Git provides different approaches to solve this task. Here, we use the git-subtree command to create branches from the subtrees to be detached. Then, these branches will be imported from another repository. Sources were the manpage (man git-subtree) and this answer on stackoverflow along with some comments listed there.

Let's start with a Git repository bigrepo.git containing the following directory structure:

    src            
      main         
        lib        
        prg        
        etc        
      test         
        lib        
        prg        
        etc        

 

Maybe, it turned out that the files below lib comprise a library that is useful not only for this project but could serve general purposes. Thus, this should become a project of its own and the lib subtrees below main and test shall be moved to a separate repository.

For the following steps, first we need a working copy of the repository. So, if bigrepo.git is a bare repository, we create one in the current directory by

    git clone /srv/git/bigrepo.git

(provided that bigrepro.git resides below /srv/git). If we have no bare repository, it is recommended to make a copy nonetheless to simplify the clean-up in the end.

Now we go into the the new archive that we just cloned and create two new branches—one for each subtree to extract, say split-lib-main and split-lib-test—using the subcommand split of git-subtree:

    cd bigrepo

    git subtree split -P src/main/lib -b split-lib-main

    git subtree split -P src/test/lib -b split-lib-test

These new branches contain all files and directories below the path specified by the -P option including the whole version history, respectively; the path specified by -P must not contain any leading or trailing slashes. The option -b specifies the name of the branch which you can choose arbitrarily.

Though, following this procedure, the path prefixes of the files in the new branches are lost. This means, for instance, the files and directories in split-lib-main do not preserve any information about their original parent src/main/lib. The directory structure below, however, remains intact.

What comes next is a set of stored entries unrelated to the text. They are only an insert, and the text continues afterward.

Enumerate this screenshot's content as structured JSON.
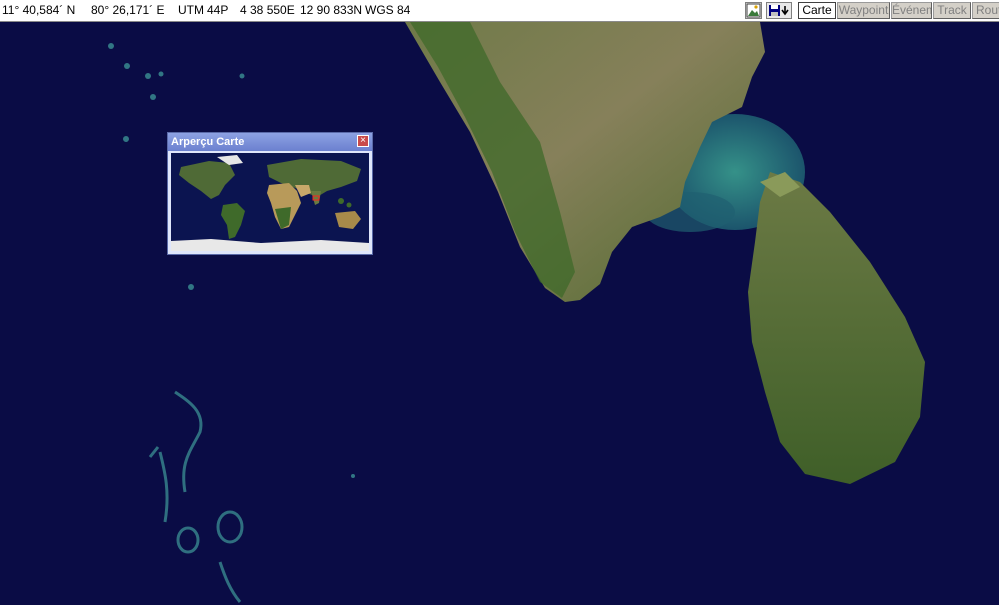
{
  "status": {
    "latitude": "11° 40,584´ N",
    "longitude": "80° 26,171´ E",
    "utm_label": "UTM",
    "utm_zone": "44P",
    "easting": "4 38 550E",
    "northing": "12 90 833N",
    "datum": "WGS 84"
  },
  "toolbar": {
    "icons": [
      "map-picture-icon",
      "save-download-icon"
    ],
    "buttons": [
      "Carte",
      "Waypoint",
      "Événements",
      "Track",
      "Route"
    ],
    "active_button": "Carte"
  },
  "overview": {
    "title": "Arperçu Carte",
    "close_glyph": "×"
  },
  "colors": {
    "ocean": "#0a0c45",
    "land": "#4d6b2f",
    "shallow": "#2a8a80",
    "window_title": "#7a8fd8",
    "marker": "#ff2020"
  }
}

Keeping this in mind, we continue by creating the new repository—let's call it librepothat will contain the extracted subtrees only. For simplicity, the new repository will be created at the same directory level where bigrepo resides. Since we are still in  bigrepo, we do the following::

    cd ..

    mkdir librepo

    cd librepo

    git init

From this we have a new repository that is able to incorporate the files extracted above.Unfortunatly, the command we will use later doesn't work on an empty repository. Therefore, we just commit some arbitrary file, say some that we will need in the future anyway:

    touch .gitignore

    git add .gitignore

    git commit -m "Ignore file added." .gitignore

Now, we can complete the extraction:

    git subtree add -P src/main/lib ../bigrepo split-lib-main

    git subtree add -P src/test/lib ../bigrepo split-lib-test

By -P we re-add the path root that had been lost; if we had the need, we could specify any other root instead.

If there are additional files that belong to librepo that cannot be extracted by this way, e.g., configuration files for Maven, license or README files from the project's root directory, add them manually. The version history will be lost for those files, but this should not be too problematic in this case.

Our new librepo now contains all files and directories that are stored in bigrepo below scr/main/lib and src/test/lib including all version information. We can create a bare repository from this by the usual Git commands and put it at any location.

At this point, git-subtree even offers the opportunity to keep the component parts in both repositories (bigrepo and librepo) and work on them concurrently. However, this is beyond the problem definition elaborated here and might cause consistency problems anyhow. Thus, this scenario is not considered here further.

What remains is the clean-up: Since we made a copy of the original repository in the beginning, we just can throw away that copy. Alternatively, we can push the splitted branches to the original repository for reference. In any case, we might want to delete the extracted components from the original archive (of course, after we conviced ourself that everything is in librepo), to avoid getting drifting-apart concurrent developments.